The breaking point comes one lovely day when Juna decides to stay awake for thirteen, yes, thirteen hours. After all my reading and research, I have learned that babies should have only one to two hours of wakefulness before they are guided easily back to sleep. One book cautions that babies who don't sleep when they are infants are at greater risk for learning disabilities and disrupted sleep later in life. I am now sleep deprived, hormonal and panicked that my daughter's development is being hindered by my inability to help her sleep during the day. Many breakdowns later, I insist on going back to the pediatrician to rule out anything physical (reflux, early teething, extreme gas) and am told that Juna is perfectly healthy, and I am reassured is developing normally. She is just a colicky baby. This (new) pediatrician recommends that I do whatever it takes to get Juna to sleep (more for my sanity than anything else). Car rides? Fine. Ball bouncing? Wonderful. Nursing? Even better. She scoffs when I mention the whole "putting her down drowsy but not asleep" notion, and tells me to follow my own instincts.
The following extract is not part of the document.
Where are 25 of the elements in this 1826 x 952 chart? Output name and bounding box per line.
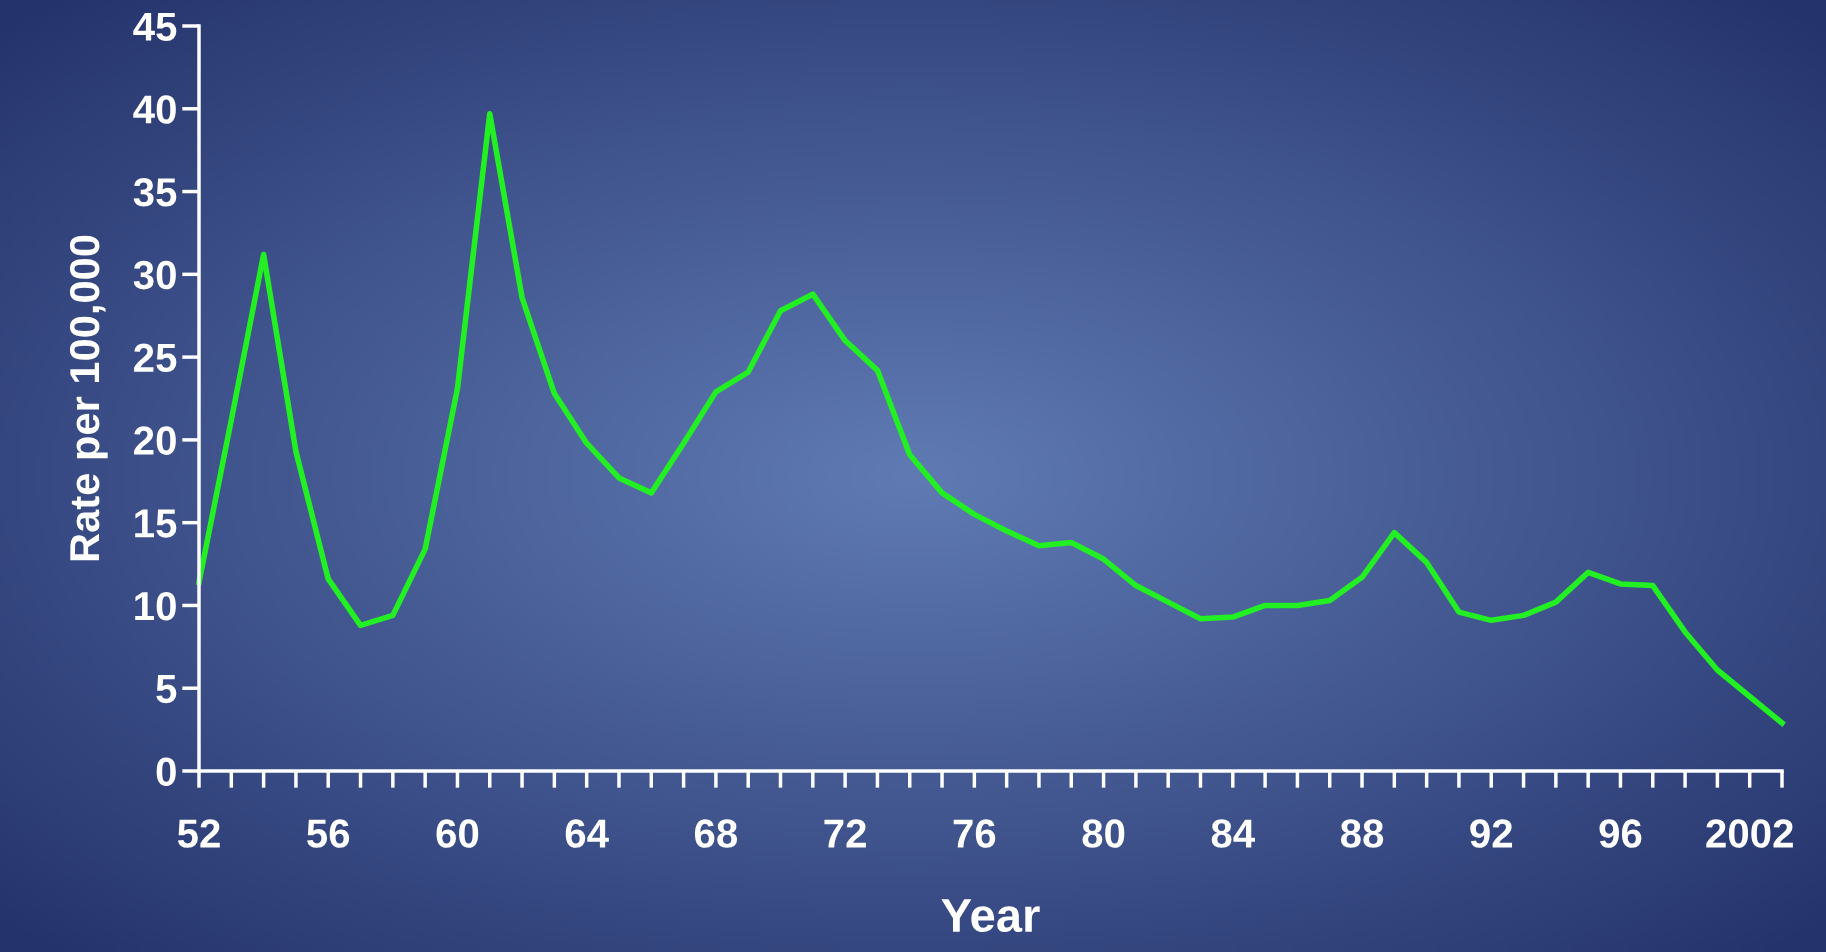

And so we do. We free-fall into a no-routine lifestyle. Which has meant two days with Juna on our person when sleeping at all times. We don't even try to set her down now. Bradford uses the ball as his preferred method, and I use side-lying nursing as mine. Yes, it means that I don't "accomplish" anything during the day. I'm not cooking any meals, writing many blogs or burning any fat, but I am lovingly attending to my daughter's needs, and that feels pretty huge right now. Today, Juna slept every two hours in some form or another. It wasn't easy, but she was a much happier baby during her awake time, and that makes it all worthwhile.
We are going to continue this no-method method until our little girl has her bearings in this great big world. It may be several days or several weeks. As a one-child household with two parents who are always or often home, we have the luxury to do this. Sometime soon, I have hope that we will be able to establish a routine that suits us all, but until that time, Juna rules the roost. I realize that before we know it, Juna will have no interest in being with Mommy and Daddy constantly, so we may as well enjoy this phase while it lasts. This will require patience, flexibility and attentiveness on my part, but these are qualities I have been working on developing anyway. Funny how that works.... I'm also dropping the "fussy baby" diagnosis. She's just Juna. Happy, mad, curious and complex, never boring and full of life.